On Medicare, Ryan repeated his claims that President Obama raided Medicare to pay for Obamacare, that "An obligation we have to our parents and grandparents is being sacrificed, all to pay for a new entitlement we didn't even ask for." In reality, of course, Obama's cuts did not affect Medicare benefits, and Ryan's budget, the cornerstone of his reputation as a serious policy thinker, has the exact same cuts. And then some. Ryan would weaken Medicare for everyone, even the people whose benefits he says he wouldn't touch, and basically kill it off for people under 55 now.
But there's so much more. Ryan claimed that Obama "created a bipartisan debt commission. They came back with an urgent report. He thanked them, sent them on their way, and then did exactly nothing." In fact, the Simpson-Bowles debt commission never issued an official report—in part because Paul Ryan, who sat on the commission, voted against it because he and his fellow Republicans opposed raising taxes on the rich to increase revenue and reduce the debt.

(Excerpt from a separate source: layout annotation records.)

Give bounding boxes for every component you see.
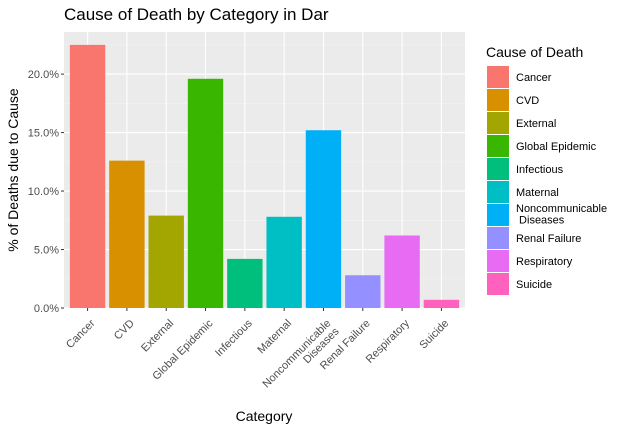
legend-title: Cause of Death <box>486 44 583 60</box>
bar <box>345 275 381 308</box>
legend-key <box>487 112 509 134</box>
legend-label: Respiratory <box>516 256 573 268</box>
bar <box>69 44 106 308</box>
legend-label: Noncommunicable Diseases <box>516 203 607 227</box>
bar <box>423 299 460 308</box>
y-tick-label: 5.0% <box>34 245 59 257</box>
legend-key <box>487 66 509 88</box>
legend-label: Renal Failure <box>516 233 581 245</box>
bar <box>384 235 420 308</box>
y-tick-label: 20.0% <box>28 69 59 81</box>
legend-label: External <box>516 118 556 130</box>
legend-label: Maternal <box>516 187 559 199</box>
x-tick-label: Suicide <box>417 317 451 351</box>
y-axis-title: % of Deaths due to Cause <box>5 88 21 252</box>
bars <box>69 44 460 308</box>
legend-key <box>487 273 509 295</box>
chart-title: Cause of Death by Category in Dar <box>64 5 329 24</box>
y-tick-label: 0.0% <box>34 303 59 315</box>
legend-label: Suicide <box>516 279 552 291</box>
x-tick-label: Infectious <box>213 317 255 359</box>
legend-label: Global Epidemic <box>516 141 597 153</box>
legend-label: Cancer <box>516 72 552 84</box>
legend-key <box>487 204 509 226</box>
bar <box>227 258 263 308</box>
x-axis-title: Category <box>236 408 293 424</box>
bar <box>187 78 224 308</box>
legend-key <box>487 250 509 272</box>
x-tick-label: External <box>139 317 176 354</box>
legend-key <box>487 181 509 203</box>
x-tick-label: Maternal <box>255 317 294 356</box>
y-axis-ticks: 0.0% 5.0% 10.0% 15.0% 20.0% <box>28 69 64 315</box>
bar <box>266 216 302 308</box>
legend-key <box>487 158 509 180</box>
x-tick-label: Cancer <box>64 317 98 351</box>
x-tick-label: CVD <box>112 317 137 342</box>
legend-key <box>487 135 509 157</box>
bar <box>148 215 184 308</box>
legend-items: Cancer CVD External Global Epidemic Infectio… <box>487 66 607 295</box>
legend: Cause of Death Cancer CVD External Global E… <box>486 44 607 295</box>
legend-key <box>487 89 509 111</box>
legend-label: Infectious <box>516 164 564 176</box>
legend-label: CVD <box>516 95 539 107</box>
y-tick-label: 10.0% <box>28 186 59 198</box>
legend-key <box>487 227 509 249</box>
y-tick-label: 15.0% <box>28 128 59 140</box>
bar <box>305 130 342 308</box>
bar <box>109 160 145 308</box>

You could argue that Ryan only lied about the credit rating downgrade by implication, not directly, saying Obama's presidency "began with a perfect Triple-A credit rating for the United States; it ends with a downgraded America." The only way this statement can cling to truth is by parsing the sentence so fine we see that he's not directly saying in so many words that Obama was responsible for this state of affairs, just that it happened during his presidency. But we know that's not what Ryan was saying. He was blaming it on Obama, loud and clear, and that's a lie. The truth—that congressional Republicans brought the United States close to a default by refusing to raise the debt ceiling, leading Standard & Poors to downgrade the U.S.—has to do with Obama only in that Republicans brought on that crisis because they hoped it would help them defeat Obama this year. It was a set-up for Paul Ryan to say the words he said last night, and they risked the country's economy for it.
Perhaps the biggest lie Paul Ryan told, though, was about his own intentions and those of Mitt Romney.
We have responsibilities, one to another – we do not each face the world alone. And the greatest of all responsibilities, is that of the strong to protect the weak. The truest measure of any society is how it treats those who cannot defend or care for themselves.